SHANGHAI -- DaimlerChrysler AG posted a 70 percent jump in sales of its Mercedes luxury cars in China in the first half year, defying a slowdown in nationwide car sales that began in April.
But a worsening energy crunch across the country forced the automaker's Beijing Jeep venture to halt production for a few days recently, an executive said on Tuesday, without elaborating.
After years of underinvestment in capacity and rising incomes, China faces an electricity shortage that has triggered emergency conservation measures, especially during peak summer demand.
"We've taken a couple of days off based on the request of the government here in Beijing," spokesman Trevor Hale said. "We can make up the volume, by maybe working a little overtime if we need to. I don't think that's impacted our program."
DaimlerChrsyler joins Volkswagen AG and General Motors in announcing recent output disruptions.
Carmakers are also dealing with slowing industry growth.
Wrapping in sales of SUVs from the Beijing Jeep venture -- China's oldest auto production venture -- DaimlerChrysler sold 22,200 vehicles in China in January through June, a rise of 173 percent or more than double the same 2003 period.
But the Stuttgart company expects sales of its vehicles in China to grow just 75 percent over the full year, it said in a statement, without offering any comparison.
China's hot auto sector has been targeted by Beijing, which fears that automakers are adding too much capacity, helping boost raw materials prices and fomenting an industry downturn.
Still, DaimlerChrsyler, which hopes to sell 50,000 Mercedes cars annually in China in five to 10 years, said the luxury car segment was not the worst hit by a slowdown sparked by a clampdown on auto credit nationwide.
"That has not impacted the luxury segment as much as it may have other segments," Hale said.
But "we're certainly watching macroeconomic factors and looking at efforts to curb the loans," he added.

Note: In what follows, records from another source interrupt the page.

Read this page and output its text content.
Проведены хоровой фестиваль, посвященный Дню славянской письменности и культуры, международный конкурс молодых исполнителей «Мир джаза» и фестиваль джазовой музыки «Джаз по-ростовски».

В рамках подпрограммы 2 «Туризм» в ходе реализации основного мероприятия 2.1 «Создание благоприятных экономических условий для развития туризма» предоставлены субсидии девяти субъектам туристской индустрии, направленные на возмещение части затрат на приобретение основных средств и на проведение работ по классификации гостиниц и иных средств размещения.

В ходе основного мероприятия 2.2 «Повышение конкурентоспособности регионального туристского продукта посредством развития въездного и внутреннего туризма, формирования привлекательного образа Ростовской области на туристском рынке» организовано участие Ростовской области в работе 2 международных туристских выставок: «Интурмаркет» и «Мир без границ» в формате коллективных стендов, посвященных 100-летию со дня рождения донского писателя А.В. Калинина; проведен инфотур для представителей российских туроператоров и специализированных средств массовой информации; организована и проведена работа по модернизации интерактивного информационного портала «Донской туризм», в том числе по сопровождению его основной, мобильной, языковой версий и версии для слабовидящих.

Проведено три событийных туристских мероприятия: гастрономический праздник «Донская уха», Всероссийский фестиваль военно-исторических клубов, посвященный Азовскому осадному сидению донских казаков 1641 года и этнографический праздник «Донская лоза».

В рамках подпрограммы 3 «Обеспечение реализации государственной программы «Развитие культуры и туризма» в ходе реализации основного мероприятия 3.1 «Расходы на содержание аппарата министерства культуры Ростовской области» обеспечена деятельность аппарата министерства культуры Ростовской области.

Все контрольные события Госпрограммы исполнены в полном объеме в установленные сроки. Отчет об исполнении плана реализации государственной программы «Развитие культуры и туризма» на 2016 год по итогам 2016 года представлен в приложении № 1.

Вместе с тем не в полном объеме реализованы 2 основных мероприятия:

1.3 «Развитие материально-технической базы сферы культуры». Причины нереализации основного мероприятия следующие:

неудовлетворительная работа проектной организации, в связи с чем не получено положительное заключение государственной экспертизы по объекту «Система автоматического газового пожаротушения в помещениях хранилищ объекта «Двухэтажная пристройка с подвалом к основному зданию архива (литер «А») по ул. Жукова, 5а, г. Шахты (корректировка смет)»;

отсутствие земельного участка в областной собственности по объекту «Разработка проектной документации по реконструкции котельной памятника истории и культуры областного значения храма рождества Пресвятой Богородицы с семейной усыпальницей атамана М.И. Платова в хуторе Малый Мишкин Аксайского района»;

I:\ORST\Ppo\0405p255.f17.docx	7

LOOMING GLUT, BRAKING SALES
DaimlerChrysler sold 5,500 Mercedes in the first half, all of which were imported. Executives said last month the company aimed to move 14,000 units this year after selling 9,200 last year.
Multinationals are collectively spending some $13 billion to boost capacity to about 6 million units annually by the end of the decade, prompting fears of a margin-eroding glut.
And sales are braking.
Sedan sales in China racked up their third straight month of decline in June, when they also posted a year-on-year increase of just 4.8 percent.

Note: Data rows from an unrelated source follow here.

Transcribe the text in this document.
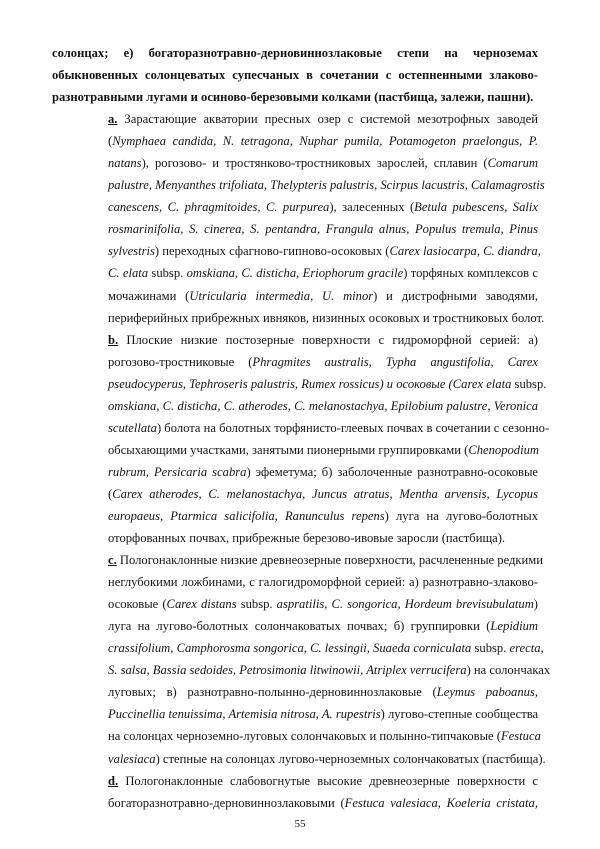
солонцах; е) богаторазнотравно-дерновиннозлаковые степи на черноземах
обыкновенных солонцеватых супесчаных в сочетании с остепненными злаково-
разнотравными лугами и осиново-березовыми колками (пастбища, залежи, пашни).
a. Зарастающие акватории пресных озер с системой мезотрофных заводей
(Nymphaea candida, N. tetragona, Nuphar pumila, Potamogeton praelongus, P.
natans), рогозово- и тростянково-тростниковых зарослей, сплавин (Comarum
palustre, Menyanthes trifoliata, Thelypteris palustris, Scirpus lacustris, Calamagrostis
canescens, C. phragmitoides, C. purpurea), залесенных (Betula pubescens, Salix
rosmarinifolia, S. cinerea, S. pentandra, Frangula alnus, Populus tremula, Pinus
sylvestris) переходных сфагново-гипново-осоковых (Carex lasiocarpa, C. diandra,
C. elata subsp. omskiana, C. disticha, Eriophorum gracile) торфяных комплексов с
мочажинами (Utricularia intermedia, U. minor) и дистрофными заводями,
периферийных прибрежных ивняков, низинных осоковых и тростниковых болот.
b. Плоские низкие постозерные поверхности с гидроморфной серией: а)
рогозово-тростниковые (Phragmites australis, Typha angustifolia, Carex
pseudocyperus, Tephroseris palustris, Rumex rossicus) и осоковые (Carex elata subsp.
omskiana, C. disticha, C. atherodes, C. melanostachya, Epilobium palustre, Veronica
scutellata) болота на болотных торфянисто-глеевых почвах в сочетании с сезонно-
обсыхающими участками, занятыми пионерными группировками (Chenopodium
rubrum, Persicaria scabra) эфеметума; б) заболоченные разнотравно-осоковые
(Carex atherodes, C. melanostachya, Juncus atratus, Mentha arvensis, Lycopus
europaeus, Ptarmica salicifolia, Ranunculus repens) луга на лугово-болотных
оторфованных почвах, прибрежные березово-ивовые заросли (пастбища).
c. Пологонаклонные низкие древнеозерные поверхности, расчлененные редкими
неглубокими ложбинами, с галогидроморфной серией: а) разнотравно-злаково-
осоковые (Carex distans subsp. aspratilis, C. songorica, Hordeum brevisubulatum)
луга на лугово-болотных солончаковатых почвах; б) группировки (Lepidium
crassifolium, Camphorosma songorica, C. lessingii, Suaeda corniculata subsp. erecta,
S. salsa, Bassia sedoides, Petrosimonia litwinowii, Atriplex verrucifera) на солончаках
луговых; в) разнотравно-полынно-дерновиннозлаковые (Leymus paboanus,
Puccinellia tenuissima, Artemisia nitrosa, A. rupestris) лугово-степные сообщества
на солонцах черноземно-луговых солончаковых и полынно-типчаковые (Festuca
valesiaca) степные на солонцах лугово-черноземных солончаковатых (пастбища).
d. Пологонаклонные слабовогнутые высокие древнеозерные поверхности с
богаторазнотравно-дерновиннозлаковыми (Festuca valesiaca, Koeleria cristata,
55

China's car sales nearly doubled in 2003 to about 2 million vehicles. Analysts now predict growth this year of just 10 percent to 20 percent.
Mercedes competes with German rivals BMW AG and Audi, the luxury arm of Volkswagen. It also faces competition from GM's Buick brand and Lexus, the high-end brand of Japan's Toyota Motor Corp.
DaimlerChrysler plans to start making Mercedes in China in the middle of next year.
It signed a $1.1 billion deal last year with venture partner Beijing Automotive Industry Holding Co. to produce 25,000 C-class compact cars and E-class mid-sized sedans.